The plot is simple and yet leaves gobs of story unexplored, haunting the plot we do get: two children are tormented by a terrifying mother; we never find out the origins of this terror and we don’t find out what becomes of the children. This tip of the iceberg approach to storytelling gives the piece a depth that makes it even more terrifying for all the unimaginable horrors we are left to imagine.

What’s scary here is firstly archetypal and secondly uncanny. Mama is the archetypal bad mother that lurks behind the good mother archetype, waiting to consume, torment, and dismember instead of nurture. Like the one daughter, we are drawn to the figure of Mama, because she promises to fulfill the maternal role, but soon we understand their trepidation. This mother is not up for baking cookies.

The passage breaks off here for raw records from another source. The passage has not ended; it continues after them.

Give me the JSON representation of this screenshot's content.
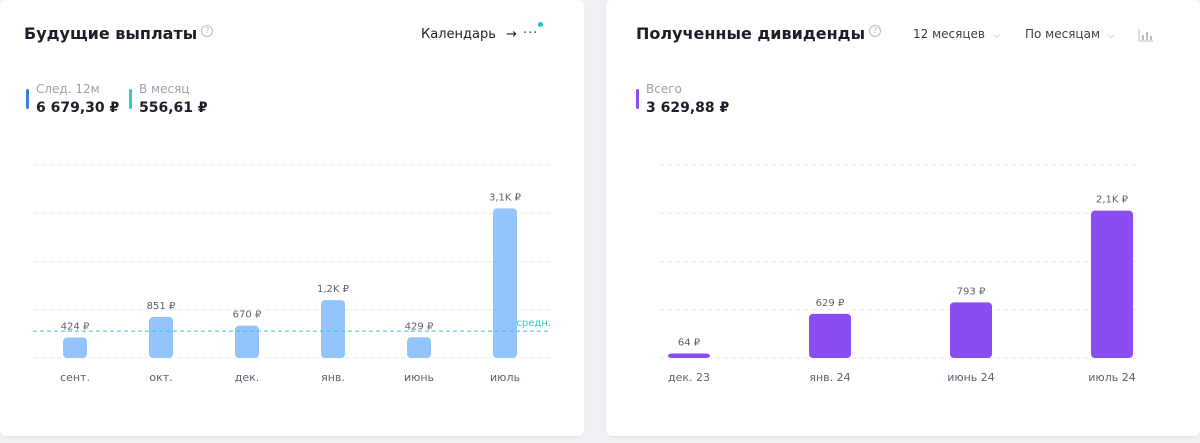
{
  "left": {
    "title": "Будущие выплаты",
    "help_icon": "?",
    "calendar_label": "Календарь",
    "arrow_icon": "→",
    "more_icon": "···",
    "stats": [
      {
        "label": "След. 12м",
        "value": "6 679,30 ₽",
        "color": "#3b7fe0"
      },
      {
        "label": "В месяц",
        "value": "556,61 ₽",
        "color": "#35c6cf"
      }
    ],
    "bar_color": "#93c4fb",
    "avg_color": "#35c6cf"
  },
  "right": {
    "title": "Полученные дивиденды",
    "help_icon": "?",
    "period_label": "12 месяцев",
    "grouping_label": "По месяцам",
    "chart_icon": "bar-chart-icon",
    "stats": [
      {
        "label": "Всего",
        "value": "3 629,88 ₽",
        "color": "#8a4df0"
      }
    ],
    "bar_color": "#8a4df0"
  },
  "chart_data": [
    {
      "type": "bar",
      "title": "Будущие выплаты",
      "categories": [
        "сент.",
        "окт.",
        "дек.",
        "янв.",
        "июнь",
        "июль"
      ],
      "values": [
        424,
        851,
        670,
        1200,
        429,
        3100
      ],
      "value_labels": [
        "424 ₽",
        "851 ₽",
        "670 ₽",
        "1,2K ₽",
        "429 ₽",
        "3,1K ₽"
      ],
      "average": 556.61,
      "average_label": "средн.",
      "ylim": [
        0,
        4000
      ],
      "grid": true
    },
    {
      "type": "bar",
      "title": "Полученные дивиденды",
      "categories": [
        "дек. 23",
        "янв. 24",
        "июнь 24",
        "июль 24"
      ],
      "values": [
        64,
        629,
        793,
        2100
      ],
      "value_labels": [
        "64 ₽",
        "629 ₽",
        "793 ₽",
        "2,1K ₽"
      ],
      "ylim": [
        0,
        2750
      ],
      "grid": true
    }
  ]
}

She’s also uncanny here thanks to a couple of very successful horror techniques. Mama, though human in form and thus familiar, is unfamiliar because of her movements. The head tilted to the side, the contorting, jerking motions of her limbs and the speed of her movements are all unfamiliar. Similar effects were used in the horror film the The Ring when the monstrous young girl climbs out of the television. To achieve this effect they shot the actress in reverse with exaggerated movements so that when they played the footage forward her gestures seemed insect like and inhuman. This is Freud’s Uncanny: both familiar and unfamiliar and disturbing all around.

When this short film came out three years ago it created so much of a buzz that Mexican director Guillermo Del Toro – known for his popular Hellboy type fare and his more art house type horror films like Pan’s Labyrinth – decided to take Muschietti under his producing / mentoring wing and turn the film into a feature-length terror. Del Toro similarly mentored / produced the The Orphanage (2007).

Under the guidance and producing skills of Del Toro, Mama will star Nikolaj Cosyt-Waldau (Game of Thrones) and Jessica Chastain (The Help, The Tree of Life) as a couple who adopts the children who are the protagonists of the short film after they are discovered in a forest, only to find that they were never entirely alone there. The film is marked as currently in production and slated for a 2012 release.

Mama could be well nurtured under Del Toro. Though his body of work contains other interests, he does seem to continuously come back to horror tales involving children. These aren’t scary tales for kidlets, but terrifying tales where adult audiences perceive the horror through a child’s eyes. His film The Devil’s Backbone is a beautiful ghost story set in a boy’s orphanage (and I am a sucker for any story that has an unexploded bomb lodged in the centre of it waiting to go off).

His Pan’s Labyrinth follows a young girl struggles to avoid / negotiate / overcome awfully adult stuff.

These young protagonists offer us vicarious innocence, imagination, and vulnerability. Through them we can access the time and place when we were afraid of monsters under the bed. And this device might be all the more powerful if the monster under the bed is Mama, the very person who should protect us.